Edit: hoffe, ist der richtige Bereich, könnte eben in Photoshop aber wiederum auch in HTML ....


 Hi,

  erstmal wollte ich fragen, ob Ihr mir vielleicht ein paar Links zu 

  Trash-Style-Homepages geben könntet, wie z.b. 

   - http://www.rendezvous17m.de/#
   - http://www.ryansheckler.com/flash.html

  welche sind.

  Dann zum nächsten Punkt: wie fängt man am besten an, solch eine Seite zu machen? 

  Ich möchte nähmlich gerne mal ein neues Design für meine aktuelle Page (www.nsane.de) machen.

 Bei meiner aktuellen habe ich zuerst die größen der Frames in Dreamweaver festgelegt und danach die Grafiken für die Frames mit Photoshop in der größe der Frames gemacht.

  Muss man das immer so machen, oder wie geht das besser?

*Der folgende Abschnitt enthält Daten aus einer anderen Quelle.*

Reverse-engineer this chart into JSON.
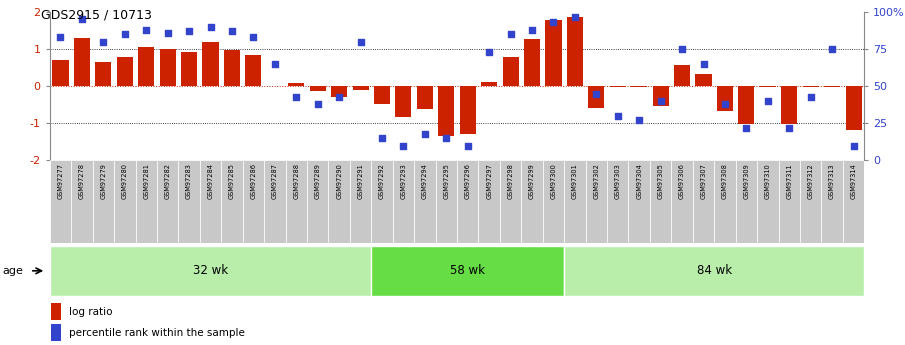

  Kann  ich auch ne komplette HP in Photoshop designen und die dann danach so slicen, dass ich sie eben mit Content füllen kann?

 Aber wenn ich ne komplette Seite designe, dann stelle ich mir wieder die Frage, wie groß muss ich dann die einzelnen Grafiken machen, da der Browser ja nicht wirklich 1024*768 Pixel groß ist (wegen Menüleiste, Statusleiste, Taskbar etc...).

 Deswegen eben die Frage, wie ich ein Design in Photoshop zu stande bekomme, und ob Ihr mir vielleicht auch Tipps im Bezug auf Grunge-/Trash- Style geben könnt (Gute Farben, Schriftarten etc).

  Vielen vielen Dank!


----------



## ivan4ever (22. August 2005)

Hallo firstlord18!

Bei deinen ersten Fragen kann ich dir leider nicht weiter helfen.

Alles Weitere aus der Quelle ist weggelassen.